Once Christy Clark convenes the legislature and loses the confidence of the house, the BC Green Party will remain a distinct party in opposition with the ability to vote independently, with the exception of the negotiated items (many of which were directly from the BC Green Party platform) noted in the agreement with the BC New Democratic Party.
Results of this election set the table for politics to be done in a different, more democratic manner with more cooperation across party lines than we have seen in more than 65 years. All three parties acknowledged the voters of BC made it abundantly clear that this is what they desire of their elected officials.
This means BC Green Party MLAs can introduce their own unique legislation and support, or not, BC Liberal bills and/or BC NDP bills on an issue-by-issue basis in an un-whipped manner.
To put things into perspective, the agreement to support the BC NDP in supply and confidence motions generally amounts to two votes per year: the speech from the throne and a supply motion.

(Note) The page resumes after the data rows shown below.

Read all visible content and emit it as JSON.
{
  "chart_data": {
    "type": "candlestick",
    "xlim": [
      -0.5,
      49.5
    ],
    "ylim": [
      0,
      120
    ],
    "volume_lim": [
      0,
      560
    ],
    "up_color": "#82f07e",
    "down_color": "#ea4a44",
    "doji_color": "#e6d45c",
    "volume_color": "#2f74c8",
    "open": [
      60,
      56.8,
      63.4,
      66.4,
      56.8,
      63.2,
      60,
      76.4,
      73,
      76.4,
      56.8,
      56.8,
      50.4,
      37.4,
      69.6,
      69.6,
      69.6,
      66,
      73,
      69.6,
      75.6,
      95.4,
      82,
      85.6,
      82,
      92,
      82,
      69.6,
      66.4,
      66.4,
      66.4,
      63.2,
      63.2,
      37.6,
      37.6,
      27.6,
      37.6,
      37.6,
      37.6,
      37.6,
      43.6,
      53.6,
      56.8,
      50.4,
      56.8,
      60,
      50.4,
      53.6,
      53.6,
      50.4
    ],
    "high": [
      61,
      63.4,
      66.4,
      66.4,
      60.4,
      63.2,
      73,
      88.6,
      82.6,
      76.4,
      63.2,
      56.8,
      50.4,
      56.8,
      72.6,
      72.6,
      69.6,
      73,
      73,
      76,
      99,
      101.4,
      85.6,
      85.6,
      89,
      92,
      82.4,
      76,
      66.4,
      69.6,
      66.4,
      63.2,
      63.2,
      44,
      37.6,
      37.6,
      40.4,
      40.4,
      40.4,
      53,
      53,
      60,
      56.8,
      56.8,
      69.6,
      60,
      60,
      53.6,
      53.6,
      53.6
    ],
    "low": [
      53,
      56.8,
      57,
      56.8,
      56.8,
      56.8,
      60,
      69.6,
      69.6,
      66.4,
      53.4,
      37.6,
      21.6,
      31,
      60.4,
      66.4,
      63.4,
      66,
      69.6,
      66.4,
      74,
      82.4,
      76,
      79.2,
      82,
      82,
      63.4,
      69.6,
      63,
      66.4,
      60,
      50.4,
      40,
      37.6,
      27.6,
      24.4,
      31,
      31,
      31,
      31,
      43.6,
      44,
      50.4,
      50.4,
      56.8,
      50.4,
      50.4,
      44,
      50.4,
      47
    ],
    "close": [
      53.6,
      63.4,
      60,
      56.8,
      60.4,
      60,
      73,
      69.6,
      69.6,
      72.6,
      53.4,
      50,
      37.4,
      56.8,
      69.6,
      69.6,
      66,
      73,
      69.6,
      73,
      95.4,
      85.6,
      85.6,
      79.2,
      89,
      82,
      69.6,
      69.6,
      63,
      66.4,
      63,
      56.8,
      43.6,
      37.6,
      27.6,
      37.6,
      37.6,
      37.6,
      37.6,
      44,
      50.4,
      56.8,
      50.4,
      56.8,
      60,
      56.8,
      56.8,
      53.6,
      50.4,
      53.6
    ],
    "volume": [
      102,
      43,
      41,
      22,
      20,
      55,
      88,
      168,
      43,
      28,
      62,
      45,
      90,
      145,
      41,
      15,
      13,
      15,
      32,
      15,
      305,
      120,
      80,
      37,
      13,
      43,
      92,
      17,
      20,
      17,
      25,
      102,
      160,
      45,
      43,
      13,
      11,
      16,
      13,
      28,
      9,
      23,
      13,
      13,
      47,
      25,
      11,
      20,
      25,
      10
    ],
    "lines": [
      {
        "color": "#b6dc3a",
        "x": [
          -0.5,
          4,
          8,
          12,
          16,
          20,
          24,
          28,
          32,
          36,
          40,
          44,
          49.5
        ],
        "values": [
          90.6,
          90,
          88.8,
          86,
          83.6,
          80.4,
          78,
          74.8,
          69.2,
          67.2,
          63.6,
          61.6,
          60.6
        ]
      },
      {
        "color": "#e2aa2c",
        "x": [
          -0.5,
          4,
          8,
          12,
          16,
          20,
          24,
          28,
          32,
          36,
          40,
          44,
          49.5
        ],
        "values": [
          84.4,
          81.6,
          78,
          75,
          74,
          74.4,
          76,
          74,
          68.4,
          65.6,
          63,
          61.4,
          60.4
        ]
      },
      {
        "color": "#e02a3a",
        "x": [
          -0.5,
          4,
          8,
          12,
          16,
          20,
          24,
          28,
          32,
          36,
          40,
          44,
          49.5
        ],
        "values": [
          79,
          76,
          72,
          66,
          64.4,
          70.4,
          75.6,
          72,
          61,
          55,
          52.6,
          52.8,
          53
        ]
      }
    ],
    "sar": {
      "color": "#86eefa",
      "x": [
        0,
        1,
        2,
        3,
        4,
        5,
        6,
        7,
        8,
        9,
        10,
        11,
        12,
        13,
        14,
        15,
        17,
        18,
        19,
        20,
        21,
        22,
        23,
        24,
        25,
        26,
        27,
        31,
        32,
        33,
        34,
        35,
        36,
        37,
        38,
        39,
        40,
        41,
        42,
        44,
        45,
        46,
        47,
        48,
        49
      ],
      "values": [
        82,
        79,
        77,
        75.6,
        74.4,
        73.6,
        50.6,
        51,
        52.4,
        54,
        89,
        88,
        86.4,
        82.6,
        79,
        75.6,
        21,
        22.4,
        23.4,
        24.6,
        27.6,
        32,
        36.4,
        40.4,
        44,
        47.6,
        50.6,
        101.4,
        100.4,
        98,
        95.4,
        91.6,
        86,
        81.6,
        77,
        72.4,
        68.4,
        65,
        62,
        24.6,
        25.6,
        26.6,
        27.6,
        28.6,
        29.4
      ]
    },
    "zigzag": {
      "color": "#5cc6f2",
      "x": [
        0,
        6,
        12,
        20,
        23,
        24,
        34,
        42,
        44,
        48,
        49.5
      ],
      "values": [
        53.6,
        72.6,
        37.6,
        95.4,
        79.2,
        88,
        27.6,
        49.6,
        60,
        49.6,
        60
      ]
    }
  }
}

Each and every elected MLA can either embrace this new, more democratic way of negotiating bills or they can willfully sabotage the process. I hope they choose the former.
During the recent election it was clear that people in our riding are tired of political mudslinging. They want elected officials and want-to-be elected officials to concentrate on finding solutions to issues affecting our riding, province and country.
Seeing there was no abandonment of principals, as Wilson fabricated, I won’t hold you in suspense: I still plan to run for the BC Greens again in the next election.
Kim Darwin is a Sechelt resident who ran in the provincial election as a BC Green Party candidate in the Powell River-Sunshine Coast riding.